How to Build a Scalable Data Architecture with Apache Kafka
Learn about Apache Kafka architecture and its implementation using a real-world use case of a taxi booking app.
Image by Author
Apache Kafka is a distributed message-passing system that works on a publisher-subscriber model. It is developed by Apache Software Foundation and written in Java and Scala. Kafka was created to overcome the problem faced by the distribution and scalability of traditional message-passing systems. It can handle and store large volumes of data with minimal latency and high throughput. Due to these benefits, it can be suitable for making real-time data processing applications and streaming services. It is currently open-source and used by many organisations like Netflix, Walmart and Linkedin.
A Message Passing System makes several applications send or receive data from each other without worrying about data transmission and sharing. Point-to-Point and Publisher-Subscriber are two widespread message-passing systems. In point-to-point, the sender pushes the data into the queue, and the receiver pops from it like a standard queue system following FIFO(first in, first out) principle. Also, the data gets deleted once it gets read, and only a single receiver is allowed at a time. There is no time dependency laid for the receiver to read the message.
Fig.1 Point-to-Point Message System | Image by Author
In the Publisher-Subscriber model, the sender is termed a publisher, and the receiver is termed a subscriber. In this, multiple senders and receivers can read or write data simultaneously. But there is a time dependency in it. The consumer has to consume the message before a certain amount of time, as it gets deleted after that, even if it didn’t get read. Depending on the user's configuration, this time limit can be a day, a week, or a month.
Fig.2 Publisher-Subscriber Message System | Image by Author
Kafka Architecture
Kafka architecture consists of several key components:
- Topic
- Partition
- Broker
- Producer
- Consumer
- Kafka-Cluster
- Zookeeper
Fig.3 Kafka Architecture | Image by ibm-cloud-architecture
Let’s briefly understand each component.
Kafka stores the messages in different Topics. A topic is a group that contains the messages of a particular category. It is similar to a table in a database. A topic can be uniquely identified by its name. We cannot create two topics with the same name.
The topics are further classified into Partitions. Each record of these partitions is associated with a unique identifier termed Offset, which denotes the position of the record in that partition.
Other than this, there are Producers and Consumers in the system. Producers write or publish the data in the topics using the Producing APIs. These producers can write either on the topic or partition levels.
Consumers read or consume the data from the topics using the Consumer APIs. They can also read the data either at the topic or partition levels. Consumers who perform similar tasks will form a group known as the Consumer Group.
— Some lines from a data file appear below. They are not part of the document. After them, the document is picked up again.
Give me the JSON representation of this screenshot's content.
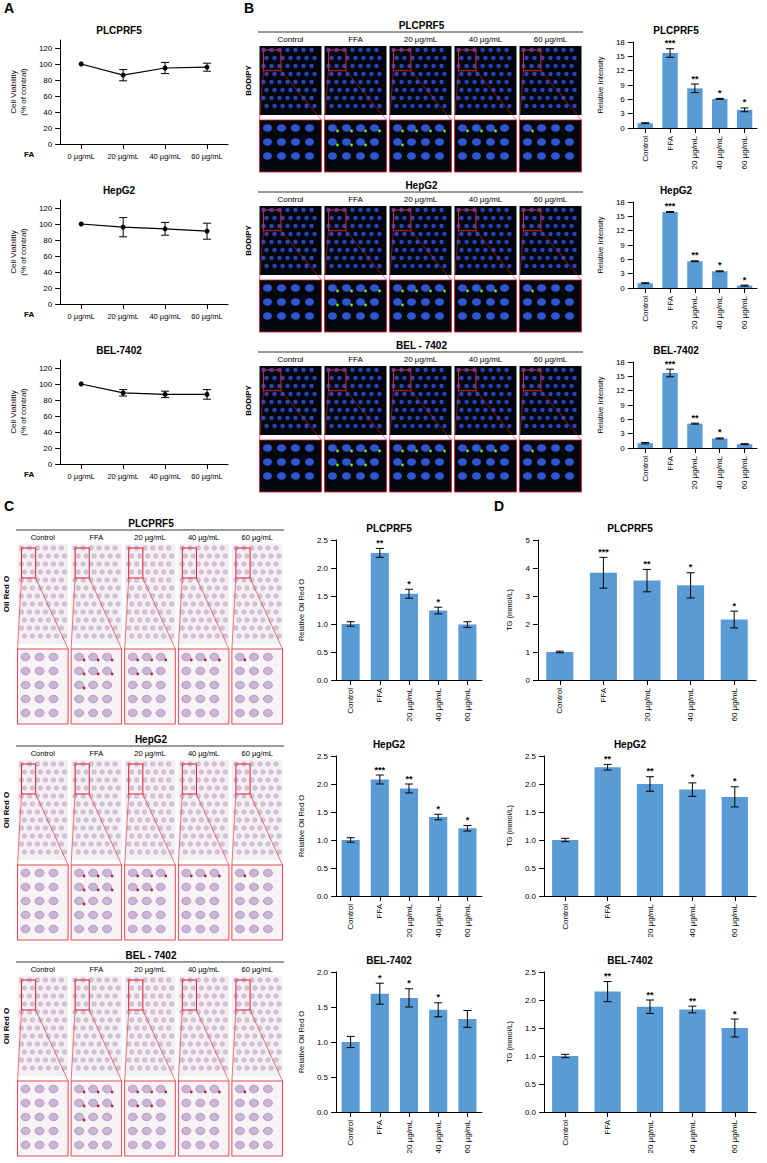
{
  "panel_letters": [
    "A",
    "B",
    "C",
    "D"
  ],
  "chart_data": [
    {
      "type": "line",
      "title": "PLCPRF5",
      "xlabel": "FA",
      "ylabel": "Cell Viability (% of contral)",
      "categories": [
        "0 µg/mL",
        "20 µg/mL",
        "40 µg/mL",
        "60 µg/mL"
      ],
      "values": [
        100,
        86,
        95,
        96
      ],
      "errors": [
        0,
        7,
        7,
        5
      ],
      "color": "#000000",
      "marker": "circle",
      "line_style": "solid",
      "ylim": [
        0,
        130
      ],
      "yticks": [
        0,
        20,
        40,
        60,
        80,
        100,
        120
      ]
    },
    {
      "type": "line",
      "title": "HepG2",
      "xlabel": "FA",
      "ylabel": "Cell Viability (% of contral)",
      "categories": [
        "0 µg/mL",
        "20 µg/mL",
        "40 µg/mL",
        "60 µg/mL"
      ],
      "values": [
        100,
        96,
        94,
        91
      ],
      "errors": [
        0,
        12,
        8,
        10
      ],
      "color": "#000000",
      "marker": "circle",
      "line_style": "solid",
      "ylim": [
        0,
        130
      ],
      "yticks": [
        0,
        20,
        40,
        60,
        80,
        100,
        120
      ]
    },
    {
      "type": "line",
      "title": "BEL-7402",
      "xlabel": "FA",
      "ylabel": "Cell Viability (% of contral)",
      "categories": [
        "0 µg/mL",
        "20 µg/mL",
        "40 µg/mL",
        "60 µg/mL"
      ],
      "values": [
        100,
        89,
        87,
        87
      ],
      "errors": [
        0,
        4,
        4,
        6
      ],
      "color": "#000000",
      "marker": "circle",
      "line_style": "solid",
      "ylim": [
        0,
        130
      ],
      "yticks": [
        0,
        20,
        40,
        60,
        80,
        100,
        120
      ]
    },
    {
      "type": "bar",
      "title": "PLCPRF5",
      "ylabel": "Relative Intensity",
      "categories": [
        "Control",
        "FFA",
        "20 µg/mL",
        "40 µg/mL",
        "60 µg/mL"
      ],
      "values": [
        1.0,
        15.7,
        8.3,
        6.1,
        3.8
      ],
      "errors": [
        0.1,
        0.9,
        0.9,
        0.1,
        0.4
      ],
      "significance": [
        null,
        "***",
        "**",
        "*",
        "*"
      ],
      "color": "#5b9bd5",
      "ylim": [
        0,
        18
      ],
      "yticks": [
        0,
        3,
        6,
        9,
        12,
        15,
        18
      ]
    },
    {
      "type": "bar",
      "title": "HepG2",
      "ylabel": "Relative Intensity",
      "categories": [
        "Control",
        "FFA",
        "20 µg/mL",
        "40 µg/mL",
        "60 µg/mL"
      ],
      "values": [
        1.0,
        15.9,
        5.6,
        3.5,
        0.5
      ],
      "errors": [
        0.1,
        0.1,
        0.1,
        0.1,
        0.1
      ],
      "significance": [
        null,
        "***",
        "**",
        "*",
        "*"
      ],
      "color": "#5b9bd5",
      "ylim": [
        0,
        18
      ],
      "yticks": [
        0,
        3,
        6,
        9,
        12,
        15,
        18
      ]
    },
    {
      "type": "bar",
      "title": "BEL-7402",
      "ylabel": "Relative Intensity",
      "categories": [
        "Control",
        "FFA",
        "20 µg/mL",
        "40 µg/mL",
        "60 µg/mL"
      ],
      "values": [
        1.0,
        15.7,
        5.1,
        2.0,
        0.8
      ],
      "errors": [
        0.15,
        0.8,
        0.1,
        0.1,
        0.1
      ],
      "significance": [
        null,
        "***",
        "**",
        "*",
        null
      ],
      "color": "#5b9bd5",
      "ylim": [
        0,
        18
      ],
      "yticks": [
        0,
        3,
        6,
        9,
        12,
        15,
        18
      ]
    },
    {
      "type": "bar",
      "title": "PLCPRF5",
      "ylabel": "Relative Oil Red O",
      "categories": [
        "Control",
        "FFA",
        "20 µg/mL",
        "40 µg/mL",
        "60 µg/mL"
      ],
      "values": [
        1.0,
        2.27,
        1.54,
        1.24,
        0.99
      ],
      "errors": [
        0.04,
        0.08,
        0.08,
        0.06,
        0.05
      ],
      "significance": [
        null,
        "**",
        "*",
        "*",
        null
      ],
      "color": "#5b9bd5",
      "ylim": [
        0,
        2.5
      ],
      "yticks": [
        {
          "value": 0,
          "label": "0.0"
        },
        0.5,
        {
          "value": 1,
          "label": "1.0"
        },
        1.5,
        {
          "value": 2,
          "label": "2.0"
        },
        2.5
      ]
    },
    {
      "type": "bar",
      "title": "HepG2",
      "ylabel": "Relative Oil Red O",
      "categories": [
        "Control",
        "FFA",
        "20 µg/mL",
        "40 µg/mL",
        "60 µg/mL"
      ],
      "values": [
        1.0,
        2.08,
        1.92,
        1.41,
        1.21
      ],
      "errors": [
        0.04,
        0.08,
        0.08,
        0.05,
        0.05
      ],
      "significance": [
        null,
        "***",
        "**",
        "*",
        "*"
      ],
      "color": "#5b9bd5",
      "ylim": [
        0,
        2.5
      ],
      "yticks": [
        {
          "value": 0,
          "label": "0.0"
        },
        0.5,
        {
          "value": 1,
          "label": "1.0"
        },
        1.5,
        {
          "value": 2,
          "label": "2.0"
        },
        2.5
      ]
    },
    {
      "type": "bar",
      "title": "BEL-7402",
      "ylabel": "Relative Oil Red O",
      "categories": [
        "Control",
        "FFA",
        "20 µg/mL",
        "40 µg/mL",
        "60 µg/mL"
      ],
      "values": [
        1.0,
        1.69,
        1.63,
        1.46,
        1.33
      ],
      "errors": [
        0.08,
        0.15,
        0.13,
        0.1,
        0.12
      ],
      "significance": [
        null,
        "*",
        "*",
        "*",
        null
      ],
      "color": "#5b9bd5",
      "ylim": [
        0,
        2.0
      ],
      "yticks": [
        {
          "value": 0,
          "label": "0.0"
        },
        0.5,
        {
          "value": 1,
          "label": "1.0"
        },
        1.5,
        {
          "value": 2,
          "label": "2.0"
        }
      ]
    },
    {
      "type": "bar",
      "title": "PLCPRF5",
      "ylabel": "TG (mmol/L)",
      "categories": [
        "Control",
        "FFA",
        "20 µg/mL",
        "40 µg/mL",
        "60 µg/mL"
      ],
      "values": [
        1.0,
        3.83,
        3.55,
        3.38,
        2.16
      ],
      "errors": [
        0.03,
        0.55,
        0.4,
        0.45,
        0.3
      ],
      "significance": [
        null,
        "***",
        "**",
        "*",
        "*"
      ],
      "color": "#5b9bd5",
      "ylim": [
        0,
        5
      ],
      "yticks": [
        0,
        1,
        2,
        3,
        4,
        5
      ]
    },
    {
      "type": "bar",
      "title": "HepG2",
      "ylabel": "TG (mmol/L)",
      "categories": [
        "Control",
        "FFA",
        "20 µg/mL",
        "40 µg/mL",
        "60 µg/mL"
      ],
      "values": [
        1.0,
        2.3,
        2.0,
        1.9,
        1.77
      ],
      "errors": [
        0.03,
        0.05,
        0.13,
        0.12,
        0.18
      ],
      "significance": [
        null,
        "**",
        "**",
        "*",
        "*"
      ],
      "color": "#5b9bd5",
      "ylim": [
        0,
        2.5
      ],
      "yticks": [
        {
          "value": 0,
          "label": "0.0"
        },
        0.5,
        {
          "value": 1,
          "label": "1.0"
        },
        1.5,
        {
          "value": 2,
          "label": "2.0"
        },
        2.5
      ]
    },
    {
      "type": "bar",
      "title": "BEL-7402",
      "ylabel": "TG (mmol/L)",
      "categories": [
        "Control",
        "FFA",
        "20 µg/mL",
        "40 µg/mL",
        "60 µg/mL"
      ],
      "values": [
        1.0,
        2.15,
        1.88,
        1.83,
        1.5
      ],
      "errors": [
        0.03,
        0.18,
        0.12,
        0.06,
        0.16
      ],
      "significance": [
        null,
        "**",
        "**",
        "**",
        "*"
      ],
      "color": "#5b9bd5",
      "ylim": [
        0,
        2.5
      ],
      "yticks": [
        {
          "value": 0,
          "label": "0.0"
        },
        0.5,
        {
          "value": 1,
          "label": "1.0"
        },
        1.5,
        {
          "value": 2,
          "label": "2.0"
        },
        2.5
      ]
    }
  ],
  "image_panels": [
    {
      "stain": "BODIPY",
      "title": "PLCPRF5",
      "columns": [
        "Control",
        "FFA",
        "20 µg/mL",
        "40 µg/mL",
        "60 µg/mL"
      ]
    },
    {
      "stain": "BODIPY",
      "title": "HepG2",
      "columns": [
        "Control",
        "FFA",
        "20 µg/mL",
        "40 µg/mL",
        "60 µg/mL"
      ]
    },
    {
      "stain": "BODIPY",
      "title": "BEL - 7402",
      "columns": [
        "Control",
        "FFA",
        "20 µg/mL",
        "40 µg/mL",
        "60 µg/mL"
      ]
    },
    {
      "stain": "Oil Red O",
      "title": "PLCPRF5",
      "columns": [
        "Control",
        "FFA",
        "20 µg/mL",
        "40 µg/mL",
        "60 µg/mL"
      ]
    },
    {
      "stain": "Oil Red O",
      "title": "HepG2",
      "columns": [
        "Control",
        "FFA",
        "20 µg/mL",
        "40 µg/mL",
        "60 µg/mL"
      ]
    },
    {
      "stain": "Oil Red O",
      "title": "BEL - 7402",
      "columns": [
        "Control",
        "FFA",
        "20 µg/mL",
        "40 µg/mL",
        "60 µg/mL"
      ]
    }
  ]
}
There are other systems like Broker and Zookeeper, which run in the background of Kafka Server. Brokers are the software that maintains and keeps the record of published messages. It is also responsible for delivering the right message to the right consumer in the correct order using offsets. The set of brokers collectively communicating with each other can be called Kafka clusters. Brokers can be dynamically added or removed from the Kafka cluster without facing any downtime in the system. And one of the brokers in the Kafka cluster is termed a Controller. It manages states and replicas inside the cluster and performs administrative tasks.
On the other hand, Zookeeper is responsible for maintaining the health status of the Kafka cluster and coordinating with each broker of that cluster. It maintains the metadata of each cluster in the form of key-value pairs.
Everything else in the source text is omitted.